The Sculpting Process: Lost-wax Casting

Today I dropped off four life-size Roe Deer sculptures to Lockbund Foundry. There they will have their moulds made, before the casting in bronze. This part of the process is lost-wax casting.

One of the reasons I love sculpting Roe Deer is that it is a great scale. With life-size I can get quite loose with my gestures and the size of marks. Obviously this is less easy with a grouse for example, or a smaller animal. I have always had this need to keep my finger prints in the bronze. As a result, my working relationship with Lockbund Foundry is critical. They retain the gestural quality of my work.

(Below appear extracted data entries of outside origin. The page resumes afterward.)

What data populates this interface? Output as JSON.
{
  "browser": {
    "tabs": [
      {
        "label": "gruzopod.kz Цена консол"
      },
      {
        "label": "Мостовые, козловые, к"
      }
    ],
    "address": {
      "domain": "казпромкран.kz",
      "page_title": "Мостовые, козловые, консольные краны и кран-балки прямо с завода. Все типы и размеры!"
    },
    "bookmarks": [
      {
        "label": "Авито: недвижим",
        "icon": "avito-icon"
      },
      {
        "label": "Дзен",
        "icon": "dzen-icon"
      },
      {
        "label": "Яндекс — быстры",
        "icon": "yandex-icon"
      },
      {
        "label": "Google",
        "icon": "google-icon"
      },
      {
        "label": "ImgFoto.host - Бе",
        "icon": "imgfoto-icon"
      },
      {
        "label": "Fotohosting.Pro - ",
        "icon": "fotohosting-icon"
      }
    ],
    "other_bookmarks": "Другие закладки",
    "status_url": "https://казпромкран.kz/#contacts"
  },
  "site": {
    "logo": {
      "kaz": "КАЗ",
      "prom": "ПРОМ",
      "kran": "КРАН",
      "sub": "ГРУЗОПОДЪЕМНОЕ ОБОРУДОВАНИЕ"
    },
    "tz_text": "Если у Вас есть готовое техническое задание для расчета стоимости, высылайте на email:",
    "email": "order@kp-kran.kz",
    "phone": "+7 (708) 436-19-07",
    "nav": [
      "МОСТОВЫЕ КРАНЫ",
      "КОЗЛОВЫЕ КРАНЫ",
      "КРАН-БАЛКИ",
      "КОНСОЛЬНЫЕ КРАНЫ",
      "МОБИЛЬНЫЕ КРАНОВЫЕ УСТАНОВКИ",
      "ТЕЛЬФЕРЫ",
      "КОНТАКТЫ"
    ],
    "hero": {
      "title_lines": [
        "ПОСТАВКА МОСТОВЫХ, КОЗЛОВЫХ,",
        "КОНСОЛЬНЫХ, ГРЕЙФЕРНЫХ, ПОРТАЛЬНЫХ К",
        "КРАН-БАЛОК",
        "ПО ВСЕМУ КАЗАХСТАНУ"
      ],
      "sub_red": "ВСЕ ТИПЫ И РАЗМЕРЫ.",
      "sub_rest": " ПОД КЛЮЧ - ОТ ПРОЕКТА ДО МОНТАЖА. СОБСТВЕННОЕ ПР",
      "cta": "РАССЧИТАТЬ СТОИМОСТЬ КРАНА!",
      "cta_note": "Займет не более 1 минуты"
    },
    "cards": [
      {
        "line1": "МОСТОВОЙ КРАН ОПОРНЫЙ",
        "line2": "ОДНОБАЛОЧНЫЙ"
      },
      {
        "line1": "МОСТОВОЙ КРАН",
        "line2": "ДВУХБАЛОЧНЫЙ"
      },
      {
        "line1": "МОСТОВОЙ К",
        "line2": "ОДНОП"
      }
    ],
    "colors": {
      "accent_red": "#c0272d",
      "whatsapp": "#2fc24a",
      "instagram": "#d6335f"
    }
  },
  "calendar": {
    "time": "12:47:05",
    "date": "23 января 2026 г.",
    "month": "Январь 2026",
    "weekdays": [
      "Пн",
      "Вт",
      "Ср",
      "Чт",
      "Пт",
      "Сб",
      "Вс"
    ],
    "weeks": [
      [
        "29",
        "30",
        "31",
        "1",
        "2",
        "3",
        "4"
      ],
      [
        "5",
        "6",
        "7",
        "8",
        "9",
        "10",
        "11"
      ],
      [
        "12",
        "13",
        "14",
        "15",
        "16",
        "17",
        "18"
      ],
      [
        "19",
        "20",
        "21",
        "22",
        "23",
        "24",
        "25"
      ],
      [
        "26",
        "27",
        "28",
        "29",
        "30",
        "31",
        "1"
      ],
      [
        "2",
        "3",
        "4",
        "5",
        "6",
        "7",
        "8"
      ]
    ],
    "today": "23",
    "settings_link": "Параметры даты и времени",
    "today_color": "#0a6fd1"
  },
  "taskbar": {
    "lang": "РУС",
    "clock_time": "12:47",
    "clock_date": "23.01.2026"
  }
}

I have always had a soft spot for the Roe Deer. Whilst creating them I have a narrative going on in my mind. ThisĀ helps me bring each animal to life. This time I have made a family of four: a doe, a buck, and two fawns.

The foundry will now take my deer through the lost-wax casting process. First they make the moulds. Then they fill them with hot wax to create a perfect replica of the sculpture. This is then covered in a ceramic shell and put into the kiln. The wax melts away. This leaves a cavity into which the bronze is poured. So the lost-wax casting process is a series of negative and positive stages.

Every time I take a client around the foundry, they marvel at how intricate the process is. For example, Lockbund must fit the replica with sprues and air vents. This allows the bronze to fill the cavity and the air to come out. The lost-wax casting process takes at least 2-3 months. But of course with all the animals I’ve sculpted recently, there can be quite a backlog!